Problem on graphs with more edge than a Turan number I ran into the following problem when revising for a Graph Theory exam - I had already solved part c) however I am keeping it in as it seems to link to part d).

Now I see these type of problems on Turan graphs quite frequently, however, I have always struggled with problems such as these where it involves graphs with more edges than its Turan number. 

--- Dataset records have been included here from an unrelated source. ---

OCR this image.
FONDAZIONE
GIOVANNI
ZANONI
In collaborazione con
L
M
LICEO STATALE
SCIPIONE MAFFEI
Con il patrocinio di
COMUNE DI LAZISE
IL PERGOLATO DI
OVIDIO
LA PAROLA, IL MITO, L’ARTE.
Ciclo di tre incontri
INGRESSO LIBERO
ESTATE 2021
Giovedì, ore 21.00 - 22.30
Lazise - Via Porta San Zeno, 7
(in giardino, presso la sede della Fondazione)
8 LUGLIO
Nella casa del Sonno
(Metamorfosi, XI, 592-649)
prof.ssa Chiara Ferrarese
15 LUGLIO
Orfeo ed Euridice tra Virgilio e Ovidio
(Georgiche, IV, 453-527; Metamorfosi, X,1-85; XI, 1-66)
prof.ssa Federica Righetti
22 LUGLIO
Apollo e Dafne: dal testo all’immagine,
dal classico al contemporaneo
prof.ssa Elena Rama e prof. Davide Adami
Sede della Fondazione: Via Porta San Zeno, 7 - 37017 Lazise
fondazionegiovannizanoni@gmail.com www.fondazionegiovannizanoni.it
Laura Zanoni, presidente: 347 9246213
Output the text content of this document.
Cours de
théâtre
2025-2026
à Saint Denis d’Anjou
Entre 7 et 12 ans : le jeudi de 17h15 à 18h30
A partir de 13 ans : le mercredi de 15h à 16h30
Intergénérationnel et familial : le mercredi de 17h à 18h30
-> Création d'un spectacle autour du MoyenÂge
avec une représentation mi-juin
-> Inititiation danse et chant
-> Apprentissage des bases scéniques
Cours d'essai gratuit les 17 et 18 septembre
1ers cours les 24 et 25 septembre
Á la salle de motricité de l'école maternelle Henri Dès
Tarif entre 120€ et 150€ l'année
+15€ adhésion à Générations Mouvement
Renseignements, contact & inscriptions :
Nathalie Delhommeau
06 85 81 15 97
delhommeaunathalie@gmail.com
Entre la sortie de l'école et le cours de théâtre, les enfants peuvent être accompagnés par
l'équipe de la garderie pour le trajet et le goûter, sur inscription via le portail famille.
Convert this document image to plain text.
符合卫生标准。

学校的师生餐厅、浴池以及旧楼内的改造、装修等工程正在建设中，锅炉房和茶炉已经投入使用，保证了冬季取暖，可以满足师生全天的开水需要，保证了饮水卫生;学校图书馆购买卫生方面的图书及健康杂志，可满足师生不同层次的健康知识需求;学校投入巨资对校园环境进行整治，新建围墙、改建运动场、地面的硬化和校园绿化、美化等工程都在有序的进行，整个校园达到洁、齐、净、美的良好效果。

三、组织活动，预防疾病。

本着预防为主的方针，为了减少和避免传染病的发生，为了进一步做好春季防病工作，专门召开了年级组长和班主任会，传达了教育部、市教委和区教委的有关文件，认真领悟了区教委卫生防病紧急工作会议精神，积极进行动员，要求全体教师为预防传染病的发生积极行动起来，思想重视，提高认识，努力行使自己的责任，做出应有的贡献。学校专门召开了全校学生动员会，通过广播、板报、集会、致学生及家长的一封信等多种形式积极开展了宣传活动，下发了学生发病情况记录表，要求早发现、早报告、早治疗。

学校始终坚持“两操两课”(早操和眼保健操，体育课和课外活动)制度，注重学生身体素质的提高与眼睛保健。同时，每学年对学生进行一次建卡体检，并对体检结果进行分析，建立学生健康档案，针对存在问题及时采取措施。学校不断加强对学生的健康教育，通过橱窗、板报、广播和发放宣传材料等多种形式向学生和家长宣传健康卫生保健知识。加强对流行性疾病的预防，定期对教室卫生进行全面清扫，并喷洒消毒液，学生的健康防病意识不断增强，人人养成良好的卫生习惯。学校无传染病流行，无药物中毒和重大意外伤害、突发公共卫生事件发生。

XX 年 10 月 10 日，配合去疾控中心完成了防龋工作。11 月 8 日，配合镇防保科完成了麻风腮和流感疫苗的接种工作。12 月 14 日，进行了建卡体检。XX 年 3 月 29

The Turan number $t_r(n)$ represents the maximum number of edges a graph with $n$ vertices can have and not contain a copy of $K_{r+1}$. So in this case having $t_2(n) + 2$ edges would then contain at least a triangle. However, I am not sure how this would link together with subgraphs of size 5 or 7 - perhaps 5/7 vertices come from removing a vertex from a graph described in the previous part?
I'd be grateful if anyone could give any pointers on the general techniques / things to try when facing these problems.
 A: A partial answer:
We use a similar proof structure here akin to the induction proof of Turan's theorem. We use induction on $|G|$, the number of vertices.
Base case, $n=5:$ Suppose $e(G) = t_2(5) + 2 = 8$. We just take subgraph $H \leq G$ with $H = G$ so $|H| = 5, e(H) = e(G) = t_2(5) + 2$
Inductive case: suppose true up to $|G| < n$, then for $|G| = n$:
Claim: $G$ has a subgraph $K'$ such that $\delta(K') \leq \delta(T_2(n))$, i.e. the min. degree of $K'$ is smaller than the min. degree of $T_2(n)$.
Proof of claim: Taking contrapositive of the last part of part c), we have that if $e(K') \leq t_2(n) + 2$ then $\delta(K') \leq \delta(T_2(n))$. Since $e(G) \geq t_2(n)+2$ it does indeed has a subgraph $K'$ with $e(K') = t_2(n) + 2$. So the lemma applies and $\delta(K') \leq \delta(T_2(n))$ as required.
By the claim, then, $K'$ has a vertex $v$ with $d(v) = \delta(K') \leq \delta(T_2(n))$. For $K = K'-v$ we have that $K \leq K' \leq G$, so $K$ is a subgraph of $G$ and:
$e(K) = e(K') - d(v) \geq (t_2(n) + 2) - \delta(T_2(n)) = t_2(n-1) + 2$ (last step by property of Turan graphs: $t_r(n) - \delta(T_r(n) = t_r(n-1)$).
Here the $IH$ applies on $K$ and $K$ has a subgraph $H$ with our desired properties, thus $H \leq K \leq G$ and $H$ is also a subgraph of $G$. As required.